We are delighted to have commissioned Andrew Bruce and Anna Fox to respond to the original Fluk and Law Spitting Image puppets in our collection. This extraordinary selection of photographs was premiered to coincide with the 2015 British General Election and gained extensive publicity on TV, Radio and the print media.
One of the most popular British television programmes of the 1980s and 1990s, watched by an audience of 15 million people at its peak, Spitting Image featured puppet caricatures of prominent celebrities of the time, including international politicians and the Royal Family, among others. The series was cancelled in 1996 but remains a seminal piece of British television.
Echoing the garish photographs made by Spitting Image creators Peter Fluck and Roger Law before Martin Lambie-Nairn approached them to suggest adapting their creations for television, Fox and Bruce spent weeks in the studio working with a selection of the original puppets, crafting these ominous images.
Photographed either against brightly coloured neon backdrops or shrouded by darkness, each image depicts a former Tory party member. Rendered in extraordinary detail on large format film, at times stripped of their clothing, every mark on the latex or foam is made visible and accentuated, including signs of wear, fragility and decay. Presented in this way, the puppets become evocative emblems of a past era and a faded power. There is an awkward tension in these photographs between the puppets as depictions of people, as cultural icons, and also as crumbling modern artefacts.
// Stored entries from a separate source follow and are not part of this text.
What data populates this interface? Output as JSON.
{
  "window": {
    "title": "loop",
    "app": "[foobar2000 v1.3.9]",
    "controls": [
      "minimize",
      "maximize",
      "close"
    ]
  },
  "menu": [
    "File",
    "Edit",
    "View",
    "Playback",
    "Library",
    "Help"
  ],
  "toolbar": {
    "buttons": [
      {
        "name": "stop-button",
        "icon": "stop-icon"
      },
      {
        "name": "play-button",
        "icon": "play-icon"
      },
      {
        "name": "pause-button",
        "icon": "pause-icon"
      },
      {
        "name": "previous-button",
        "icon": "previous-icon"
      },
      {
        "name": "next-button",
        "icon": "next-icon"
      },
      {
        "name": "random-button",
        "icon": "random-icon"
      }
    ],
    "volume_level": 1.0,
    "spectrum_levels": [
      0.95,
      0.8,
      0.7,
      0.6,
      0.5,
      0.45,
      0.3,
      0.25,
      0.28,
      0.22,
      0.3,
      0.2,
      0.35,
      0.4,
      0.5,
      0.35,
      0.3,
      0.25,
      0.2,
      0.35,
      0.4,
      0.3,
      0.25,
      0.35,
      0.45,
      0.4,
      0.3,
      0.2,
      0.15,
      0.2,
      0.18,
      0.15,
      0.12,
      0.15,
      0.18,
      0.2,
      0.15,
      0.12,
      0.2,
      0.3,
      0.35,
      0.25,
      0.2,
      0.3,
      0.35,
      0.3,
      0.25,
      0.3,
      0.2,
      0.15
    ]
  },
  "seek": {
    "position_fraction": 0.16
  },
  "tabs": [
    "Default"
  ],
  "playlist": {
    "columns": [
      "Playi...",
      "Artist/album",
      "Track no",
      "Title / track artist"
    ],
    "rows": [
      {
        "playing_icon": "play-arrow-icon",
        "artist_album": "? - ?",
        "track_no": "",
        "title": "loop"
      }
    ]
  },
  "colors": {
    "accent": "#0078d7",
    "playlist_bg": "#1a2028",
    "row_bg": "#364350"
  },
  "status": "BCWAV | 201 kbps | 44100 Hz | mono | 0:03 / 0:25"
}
Anna Fox said: ‘Once we had them out of their packing cases, lying on the studio floor, the puppets looked broken, aged, decrepit and lacking any glimmer of life. The orange latex protruded pathetically from underneath their clothing as we re-arranged them on the stand. At one point, Norman Tebbit’s head came off as if he was being decapitated by some unknown force. The glamour faded, the sheen gone. Failed characters abandoned in storage… Spitting Image was a great show that was made, in the wake of Python, at a time when humour really could be outrageous. These puppets, imbued with satire, represented our most significant politicians at their worst… Now, like all political fortunes, we are left with the remnants of a different age.’
Andrew Bruce said: ‘Several years ago I visited Ten Downing Street to help on a shoot creating a portrait of David Cameron for a Sunday supplement. Throughout the shoot we were constantly watched over, told what we could and couldn’t do; where David could stand, how we could light him – it seemed like we were puppets. And so years later – when Anna amd I posed Maggie, an upside-down tripod running up her back for support, we rearranged her hair, depressed the plunger controlling the angle of her eyes and I unbuttoned her blouse to take in the crumbling foam body that lay beneath – I thought about that shoot at Number Ten. I was born in the final years of Thatcher’s government; born into a generation of politics that seems quite unrecognisable from that of the politicians whose puppets we photographed. Now in an era where satire has become dangerous and appearances are guarded and cultivated with a clinical level of precision, it seems more important than ever that we remember to probe the imagery of politics we are presented with every day.’
Hyman explained: ‘Spitting Image was part of my childhood so it was incredibly exciting to be able to acquire some of the most important puppets used in the famous TV series… When I mentioned these puppets to the wonderful British photographer, Anna Fox, she was immediately excited by this crazy purchase and we discussed the possibility that she might photograph them. So I’m delighted that after a gap of some years the opportunity arose for her and Andrew Bruce to collaborate on these exciting new pictures. For me these new photographs, often on an enormous scale, are about more than recording appearance, although they do that in extraordinary detail, but are also about the expendability of politicians. We are shown that beneath the veneer there is fragility, underneath the power-dressing there is vulnerability. These photographs remind me of right-wing politician Enoch Powell’s assertion that “all political careers end in failure”…
… One of my favourite pictures shows the puppets dumped in a pile on the floor as though ready to be swept away as garbage. But whilst it may be true that these puppets have lost some of their shine, through Spitting Image and now these remarkable photographs, these politicians have achieved a form of immortality.’